В колонии "малолеток", на втором ещё курсе, лекцию, что ли, я читал – в бывшем, конечно, монастыре… В зал низкий большой сводчатый гусеницей – чёрной гусеницей, с белой, от лысых голов, спиной, заползать стала вереница отроков… мальчиков, мальчишек… с белыми ярлычками на груди… заполнять стала скамьи, начиная выстраданно-строго, с крайнего места на первой скамье… И – молчаливо!.. А те, что в форме, стояли и стояли – молчаливее были даже молчаливых.

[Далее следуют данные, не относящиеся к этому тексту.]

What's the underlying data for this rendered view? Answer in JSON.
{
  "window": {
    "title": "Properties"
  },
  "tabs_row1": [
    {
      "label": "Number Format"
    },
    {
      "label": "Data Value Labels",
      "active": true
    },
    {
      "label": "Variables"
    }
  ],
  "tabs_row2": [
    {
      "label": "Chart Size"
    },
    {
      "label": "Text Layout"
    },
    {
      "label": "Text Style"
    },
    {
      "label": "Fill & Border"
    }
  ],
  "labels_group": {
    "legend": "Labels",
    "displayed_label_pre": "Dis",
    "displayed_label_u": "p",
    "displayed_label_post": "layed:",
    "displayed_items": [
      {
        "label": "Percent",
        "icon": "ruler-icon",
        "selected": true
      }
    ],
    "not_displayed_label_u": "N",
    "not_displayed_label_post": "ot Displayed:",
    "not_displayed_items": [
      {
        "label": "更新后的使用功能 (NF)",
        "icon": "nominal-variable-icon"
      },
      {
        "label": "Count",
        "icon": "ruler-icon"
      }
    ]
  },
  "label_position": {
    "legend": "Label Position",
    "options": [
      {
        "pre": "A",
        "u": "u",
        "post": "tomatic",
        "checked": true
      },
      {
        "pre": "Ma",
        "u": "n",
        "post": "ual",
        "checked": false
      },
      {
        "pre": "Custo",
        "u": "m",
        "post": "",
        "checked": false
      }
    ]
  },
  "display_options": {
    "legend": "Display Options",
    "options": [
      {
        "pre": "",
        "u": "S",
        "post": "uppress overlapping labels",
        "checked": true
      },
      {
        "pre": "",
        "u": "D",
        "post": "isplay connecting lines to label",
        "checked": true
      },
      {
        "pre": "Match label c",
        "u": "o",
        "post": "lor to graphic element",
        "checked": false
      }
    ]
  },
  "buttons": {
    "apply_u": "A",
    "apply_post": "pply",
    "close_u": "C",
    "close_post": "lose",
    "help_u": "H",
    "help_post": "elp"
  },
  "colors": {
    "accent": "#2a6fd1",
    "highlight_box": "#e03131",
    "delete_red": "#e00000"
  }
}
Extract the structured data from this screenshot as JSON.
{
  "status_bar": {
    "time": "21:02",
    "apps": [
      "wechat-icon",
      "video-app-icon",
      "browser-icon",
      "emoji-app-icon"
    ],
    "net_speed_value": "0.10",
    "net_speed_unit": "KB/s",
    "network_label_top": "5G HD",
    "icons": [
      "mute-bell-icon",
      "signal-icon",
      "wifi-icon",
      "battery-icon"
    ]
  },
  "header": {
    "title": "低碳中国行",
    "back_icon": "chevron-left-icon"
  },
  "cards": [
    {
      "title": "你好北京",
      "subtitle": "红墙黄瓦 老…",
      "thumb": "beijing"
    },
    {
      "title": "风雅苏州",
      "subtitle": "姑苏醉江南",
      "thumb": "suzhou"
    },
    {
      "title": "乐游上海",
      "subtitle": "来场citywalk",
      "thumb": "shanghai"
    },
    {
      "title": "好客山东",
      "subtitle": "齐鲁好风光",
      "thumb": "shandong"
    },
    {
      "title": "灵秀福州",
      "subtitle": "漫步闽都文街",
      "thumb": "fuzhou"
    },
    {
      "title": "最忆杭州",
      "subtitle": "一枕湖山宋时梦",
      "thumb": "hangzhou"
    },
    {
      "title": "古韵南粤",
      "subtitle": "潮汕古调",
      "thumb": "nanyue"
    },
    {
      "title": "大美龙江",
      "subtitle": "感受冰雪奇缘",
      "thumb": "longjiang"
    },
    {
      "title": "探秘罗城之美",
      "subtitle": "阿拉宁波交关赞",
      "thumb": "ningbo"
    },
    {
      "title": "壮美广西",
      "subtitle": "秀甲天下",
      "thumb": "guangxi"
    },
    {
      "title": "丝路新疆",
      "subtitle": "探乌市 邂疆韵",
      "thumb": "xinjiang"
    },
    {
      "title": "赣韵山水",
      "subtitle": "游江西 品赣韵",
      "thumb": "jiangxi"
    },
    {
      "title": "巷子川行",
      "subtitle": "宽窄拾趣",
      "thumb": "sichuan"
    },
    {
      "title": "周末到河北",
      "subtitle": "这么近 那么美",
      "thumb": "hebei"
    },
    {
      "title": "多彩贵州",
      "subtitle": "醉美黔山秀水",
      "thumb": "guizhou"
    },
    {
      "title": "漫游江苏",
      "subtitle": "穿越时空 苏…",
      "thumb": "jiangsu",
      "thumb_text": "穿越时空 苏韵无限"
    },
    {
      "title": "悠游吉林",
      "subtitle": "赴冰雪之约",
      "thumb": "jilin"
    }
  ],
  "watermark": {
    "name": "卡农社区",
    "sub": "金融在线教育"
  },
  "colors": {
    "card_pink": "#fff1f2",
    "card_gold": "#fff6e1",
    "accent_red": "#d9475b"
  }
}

Я же, с двумя ещё студентками, на сцене сидел – перед чёрной толпой, усыпанной белыми головами…

Студентка прилежная стала, слышал я, чётко чёрно-белому залу о "сторонах состава преступления"… Собрала, я видел, на руке свои, её, три пальца вместе, махала этой её рукой внушающе возле её головы – словно всё не попадала щепотью в её лоб…

Зал – ждал…

Говорила Прилежная для примера:

–– Итак, А убил Б из ревности…

И вопрос, после доклада, из чёрно-белого зала один только был:

–– Сколько ему дали?..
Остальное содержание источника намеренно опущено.